Sermons

Summary: If we have God's truth in our hearts, we must speak our witness. It is not good enough to remain silent. That word must be a word of love and it must be a word of justice. Martin Luther King exemplified this discipline.

Takoma Park Baptist Church, Washington, DC January 19, 1986

It was the spring of 1964, and I had to make a choice. I had to decide whether I would, in my very first year of ministry, do something which would create a bit of tension in the church, but which the students with whom I worked were clamoring to do. Either I could take the way of comfort, the way which would seem appropriate to the older and more settled, more conservative people of the church; or I could take the way with which I personally felt in agreement, the way which would offer, I hoped, a witness to the college and to the students.

And so, with some misgivings and with a little doubt, I took the second road. I piled students into the bus and took off one lovely morning for the state capitol, where there was to be a large demonstration, a rally, designed to urge our governor and our state legislature to enact a civil rights bill, a bill which would guarantee equal access to all public facilities in Kentucky. And as we stood there, part of a vast throng of people who had come from all over the state and even beyond the borders of the state, we listen to the words of a young orator, a preacher, obscure only a few years before, but now a rising star. No, more than that, a fully risen star, a preacher of great power and insight.

There on that morning, hearing for the first time in person the electric oratory of Martin Luther King, Jr., all my doubts melted away. All my misgivings about the rightness of what I had done disappeared. Under the veritable waterfall or his words, I was bathed in a sense of well-being, I was cleansed of any fear I might have had. I went home that afternoon lifted, elevated, made confidant, inspired to do yet more for this cause.

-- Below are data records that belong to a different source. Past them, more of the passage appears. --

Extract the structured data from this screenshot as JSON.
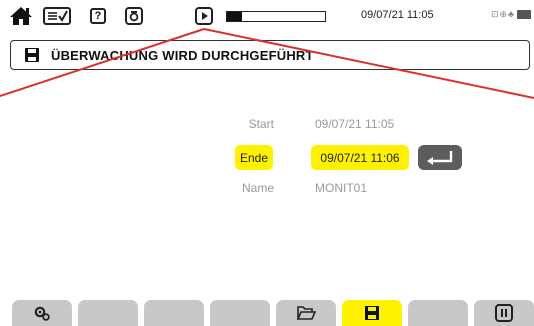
{
  "status_bar": {
    "icons": [
      "home-icon",
      "checklist-icon",
      "help-icon",
      "camera-icon",
      "play-icon"
    ],
    "help_glyph": "?",
    "progress": 0.15,
    "datetime": "09/07/21 11:05",
    "indicators": "⊡⊕♣"
  },
  "title_panel": {
    "icon": "floppy-disk-icon",
    "title": "ÜBERWACHUNG WIRD DURCHGEFÜHRT"
  },
  "form": {
    "start_label": "Start",
    "start_value": "09/07/21 11:05",
    "end_label": "Ende",
    "end_value": "09/07/21 11:06",
    "name_label": "Name",
    "name_value": "MONIT01"
  },
  "bottom_tabs": {
    "items": [
      "settings-icon",
      "",
      "",
      "",
      "open-folder-icon",
      "floppy-disk-icon",
      "",
      "pause-icon"
    ],
    "active": "floppy-disk-icon"
  },
  "colors": {
    "highlight": "#fff200",
    "tab": "#c8c8c8",
    "annotation_line": "#d9322e"
  }
}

You see, speech can do that. Words in the mouth of' a master orator can do that. Human speech is the most marvelous instrument yet created for convincing and for persuading, for inspiring and for motivating. With speech men and women have been lifted out of the morass, with speech, with words, men and women have been turned around; with speech, with the power of human communication, our lives have been shaped.

I think of teachers I've had, for example. I think of some of my teachers, and I remember. I may not remember enough of the subject matter they taught me even to pass the exam now, but I remember how they taught me and what kinds of concerns for my life they brought. I remember well my high school Latin teacher, probing and prodding and driving me to discipline myself, as with the simple phrase, “Well now,” she would comment on my recitation. “Well now,” said as though the executioner’s ax were about to fall. But she convinced me of the power of words well used, and she altered my sense of self, she gave me a thirst for precision that has not left me.

And I remember my university professor, a professor of organic chemistry, of all things –and I know very well I could not pass his tests now, because I didn't always pass them even then – but I remember the caustic wit and the poison pen he wielded over those long and pretentious reports I tried to write. Somehow I had felt that if you were to be a scholar, you ought never to use two or three plain English words when eight or ten polysyllabic Latinate utterances would do! And when he rewrote a three-page paper of mine and said the same thing in three sentences, I learned. I learned about the power of words, I learned about an economy of words; some of you have wondered about that on certain Sundays, haven’t you? And I learned again that words, speech cuts through and shapes. When I am addressed, when someone speaks the truth to me, speaks my kind of truth, I am changed.

I could go on. I could tell you of the New Testament professor who helped us love words, who helped us learn how to speak the words which care and comfort others. Dr. Brown, for example, insisted that when we young preachers were to do funerals that we read out of the King James Bible, though of course he was very much committed to the best translation, the most up-to-date translation possible. But, said he, when people need to be comforted, it will never do to debase that glorious line, “In my father's house are many mansions.” to the more cut and dried, “In my father's house are a lot of rooms.”